Motifs pour contester la validité d'un testament
Absence de capacité de tester
Un testament valide exige que le testateur ait compris, au moment de la signature, la nature de l'acte de tester, l'étendue de son patrimoine, et les personnes qui s'attendraient normalement à en bénéficier. Les tribunaux canadiens appliquent toujours le critère de common law établi dans Banks v Goodfellow, et examinent de près les dossiers médicaux, les notes au dossier de l'avocat rédacteur, et les témoignages entourant la date de signature. Un diagnostic de démence ou d'incapacité, en soi, n'est pas concluant; la véritable question est celle de la capacité au moment où le testament a réellement été fait.
Influence indue
L'influence indue, ou captation, signifie qu'une personne a contraint le testateur à faire un testament qui ne reflète pas ses volontés véritables, en écartant son jugement libre. Contrairement à certaines demandes en matière de contrat ou de don, l'influence indue à l'égard d'un testament n'est pas présumée du simple fait que la personne influente exerçait un pouvoir sur le testateur. La personne qui l'allègue doit généralement prouver une coercition réelle, bien que la doctrine des circonstances suspectes, décrite plus bas, puisse déplacer le fardeau pratique.
Vice de forme dans l'exécution (formalités)
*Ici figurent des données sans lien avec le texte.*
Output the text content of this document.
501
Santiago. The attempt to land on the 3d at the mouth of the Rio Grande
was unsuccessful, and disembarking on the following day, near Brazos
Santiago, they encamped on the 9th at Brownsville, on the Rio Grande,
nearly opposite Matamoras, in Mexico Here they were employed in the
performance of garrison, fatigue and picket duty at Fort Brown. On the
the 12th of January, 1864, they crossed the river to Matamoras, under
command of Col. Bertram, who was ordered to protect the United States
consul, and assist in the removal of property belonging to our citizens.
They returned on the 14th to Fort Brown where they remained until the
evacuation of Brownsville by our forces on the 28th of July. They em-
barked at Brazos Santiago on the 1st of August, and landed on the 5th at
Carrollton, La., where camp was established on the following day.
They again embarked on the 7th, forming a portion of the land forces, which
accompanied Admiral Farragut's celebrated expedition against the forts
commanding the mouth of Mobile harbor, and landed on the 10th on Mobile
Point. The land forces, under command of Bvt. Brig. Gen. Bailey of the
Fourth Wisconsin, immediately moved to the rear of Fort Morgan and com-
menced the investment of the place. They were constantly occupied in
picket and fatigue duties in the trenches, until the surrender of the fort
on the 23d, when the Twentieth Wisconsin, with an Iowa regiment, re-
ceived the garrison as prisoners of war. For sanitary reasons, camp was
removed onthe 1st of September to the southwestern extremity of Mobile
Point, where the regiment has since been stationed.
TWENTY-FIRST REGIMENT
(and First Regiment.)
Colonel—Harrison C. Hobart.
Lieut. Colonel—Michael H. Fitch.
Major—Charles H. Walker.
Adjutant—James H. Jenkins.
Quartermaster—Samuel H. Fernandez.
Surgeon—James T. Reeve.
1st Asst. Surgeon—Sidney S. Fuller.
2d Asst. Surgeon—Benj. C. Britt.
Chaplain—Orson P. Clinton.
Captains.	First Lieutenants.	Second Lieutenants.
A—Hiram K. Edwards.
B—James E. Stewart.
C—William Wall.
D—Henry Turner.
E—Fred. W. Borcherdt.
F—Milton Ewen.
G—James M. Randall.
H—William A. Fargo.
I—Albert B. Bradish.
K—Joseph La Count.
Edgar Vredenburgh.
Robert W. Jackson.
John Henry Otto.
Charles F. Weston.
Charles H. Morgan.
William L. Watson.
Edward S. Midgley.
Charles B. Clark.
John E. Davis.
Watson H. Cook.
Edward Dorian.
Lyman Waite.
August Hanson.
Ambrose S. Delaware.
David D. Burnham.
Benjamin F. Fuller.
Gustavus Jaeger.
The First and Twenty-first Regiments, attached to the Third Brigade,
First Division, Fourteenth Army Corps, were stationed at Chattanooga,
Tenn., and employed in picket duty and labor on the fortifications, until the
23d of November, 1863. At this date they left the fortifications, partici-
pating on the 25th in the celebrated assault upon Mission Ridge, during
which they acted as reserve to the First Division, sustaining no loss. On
Chaque province établit des exigences de forme pour qu'un testament soit valide, généralement une signature du testateur et, pour un testament formel devant témoins, une signature en présence de deux témoins présents simultanément. Un testament olographe, entièrement rédigé de la main du testateur, est valide dans la plupart des provinces sans témoin, mais pas comme document traditionnel sans témoin en Colombie-Britannique, bien que la Wills, Estates and Succession Act de cette province permette à un tribunal de valider un document qui reflète clairement une intention testamentaire malgré un vice de forme. L'absence d'un témoin, une signature non datée, ou des témoins qui n'étaient pas présents simultanément peuvent tous appuyer une contestation de validité.
Fraude ou faux
La fraude vise un testament obtenu par des mensonges, par exemple en présentant faussement le contenu d'un document différent que l'on a demandé au testateur de signer, tandis que le faux conteste l'authenticité de la signature ou du document lui-même. Ces demandes s'appuient habituellement sur une analyse graphologique, la datation du papier et de l'encre, et la preuve circonstancielle environnante.
Circonstances suspectes
Lorsque la personne qui a préparé le testament, ou qui en bénéficie substantiellement, a participé à donner les instructions à l'avocat ou à superviser la signature, les tribunaux canadiens, suivant l'arrêt de la Cour suprême du Canada dans Vout v Hilderley, considèrent cela comme une circonstance suspecte. Cela fait retomber le fardeau pratique sur la personne qui défend le testament, qui doit alors prouver que le testateur connaissait et approuvait réellement son contenu.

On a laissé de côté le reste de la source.